Les constructions ou aménagements enfreignant les dispositions du P.P.R. sont soumises aux sanctions prévues à l'article L 480-4 du Code de l'Urbanisme. Les infractions sont constatées par les fonctionnaires commissionnés à cet effet et qui devront remettre leurs observations au tribunal (art.40-5, loi de 1987 modifiée).

II - Anciennes procédures d'urbanisme et continuité avec le P.P.R.
Les zones exposées aux risques naturels majeurs et les règles de prévention définies pour y faire face ont pu être déterminées avant la loi du 2 février 1995 par différents documents. Il s'agit notamment :
- des Plans d'Exposition aux Risques naturels prévisibles (P.E.R.) créés par la loi du 13 juillet 1982 (art.5) ;
- des Plans de Surfaces Submersibles (P.S.S.), établis en application des articles 48 à 54 du code du domaine public fluvial et de la navigation intérieure ; Ils résultent des décrets du 30 octobre 1935 et du 20 octobre 1937 ; pour le département de l'Isère (vallées du Drac et de l'Isère) : décret du 13 janvier 1950.
- des Plans de Zones Sensibles aux Incendies de Forêt (P.Z.I.F.), instaurés par l'article 21 de la loi n° 91-5 du 3 janvier 1991 ;
- des périmètres de risques, délimités par l'article R. 111-3 du Code de l'Urbanisme (article aujourd’hui abrogé) ;
- du Plan des Zones Exposées aux Risques Naturels (P.Z.E.R.N.) dont les avalanches.
Les textes à l'origine des documents cités ci-dessus ont été abrogés par la loi du 2 février 1995 (art. 20 et art. 21) et par le décret d'application du 5 octobre 1995 (art.13).
Depuis le 11 octobre 1995, date de publication du décret n° 95-1089 du 5 octobre 1995, les documents ci-dessus approuvés valent P.P.R..
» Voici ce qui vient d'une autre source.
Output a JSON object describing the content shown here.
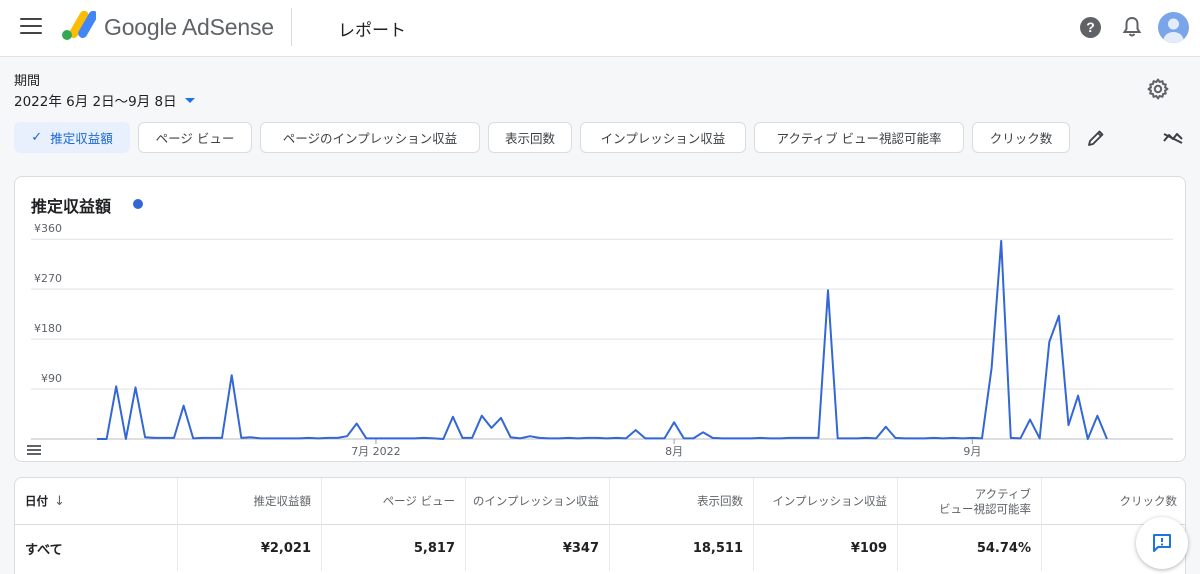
{
  "header": {
    "brand": "Google AdSense",
    "page_title": "レポート",
    "help_glyph": "?"
  },
  "period": {
    "label": "期間",
    "value": "2022年 6月 2日〜9月 8日"
  },
  "chips": [
    {
      "label": "推定収益額",
      "selected": true
    },
    {
      "label": "ページ ビュー",
      "selected": false
    },
    {
      "label": "ページのインプレッション収益",
      "selected": false
    },
    {
      "label": "表示回数",
      "selected": false
    },
    {
      "label": "インプレッション収益",
      "selected": false
    },
    {
      "label": "アクティブ ビュー視認可能率",
      "selected": false
    },
    {
      "label": "クリック数",
      "selected": false
    }
  ],
  "chart": {
    "title": "推定収益額",
    "series_color": "#3367d6"
  },
  "chart_data": {
    "type": "line",
    "x_tick_labels": [
      "7月 2022",
      "8月",
      "9月"
    ],
    "x_tick_day_index": [
      29,
      60,
      91
    ],
    "y_tick_labels": [
      "¥90",
      "¥180",
      "¥270",
      "¥360"
    ],
    "y_tick_values": [
      90,
      180,
      270,
      360
    ],
    "ylim": [
      0,
      400
    ],
    "grid": true,
    "series": [
      {
        "values": [
          0,
          0,
          95,
          0,
          93,
          3,
          2,
          2,
          2,
          60,
          1,
          2,
          2,
          2,
          115,
          2,
          3,
          1,
          1,
          1,
          1,
          1,
          2,
          1,
          2,
          2,
          5,
          28,
          1,
          1,
          1,
          1,
          1,
          1,
          2,
          1,
          0,
          40,
          2,
          2,
          42,
          20,
          38,
          3,
          1,
          5,
          2,
          1,
          1,
          2,
          1,
          2,
          2,
          1,
          2,
          1,
          16,
          1,
          1,
          1,
          30,
          1,
          1,
          12,
          2,
          1,
          1,
          1,
          1,
          2,
          1,
          1,
          2,
          2,
          2,
          2,
          268,
          1,
          1,
          1,
          2,
          1,
          22,
          2,
          1,
          1,
          1,
          2,
          1,
          2,
          1,
          2,
          1,
          128,
          357,
          2,
          1,
          35,
          1,
          175,
          222,
          25,
          78,
          0,
          42,
          0
        ]
      }
    ]
  },
  "table": {
    "headers": [
      "日付",
      "推定収益額",
      "ページ ビュー",
      "のインプレッション収益",
      "表示回数",
      "インプレッション収益",
      "アクティブ\nビュー視認可能率",
      "クリック数"
    ],
    "sort_glyph": "↓",
    "total_row": [
      "すべて",
      "¥2,021",
      "5,817",
      "¥347",
      "18,511",
      "¥109",
      "54.74%",
      ""
    ]
  },
  "colors": {
    "accent": "#1a73e8",
    "selected_chip_bg": "#e8f0fe",
    "line": "#3367d6"
  }
}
Pour valoir servitude d’utilité publique, ils devaient être annexés aux documents d’urbanisme dans l’année suivant la date d’opposabilité du décret.
Ceux qui étaient en cours d'élaboration au 2 février 1995 sont considérés comme des projets de P.P.R., et sont soumis à cette nouvelle procédure (art. 40-6, loi du 22 février 1987). Certains d’entre eux ont été repris ou sont en cours de reprises sous forme de PPR.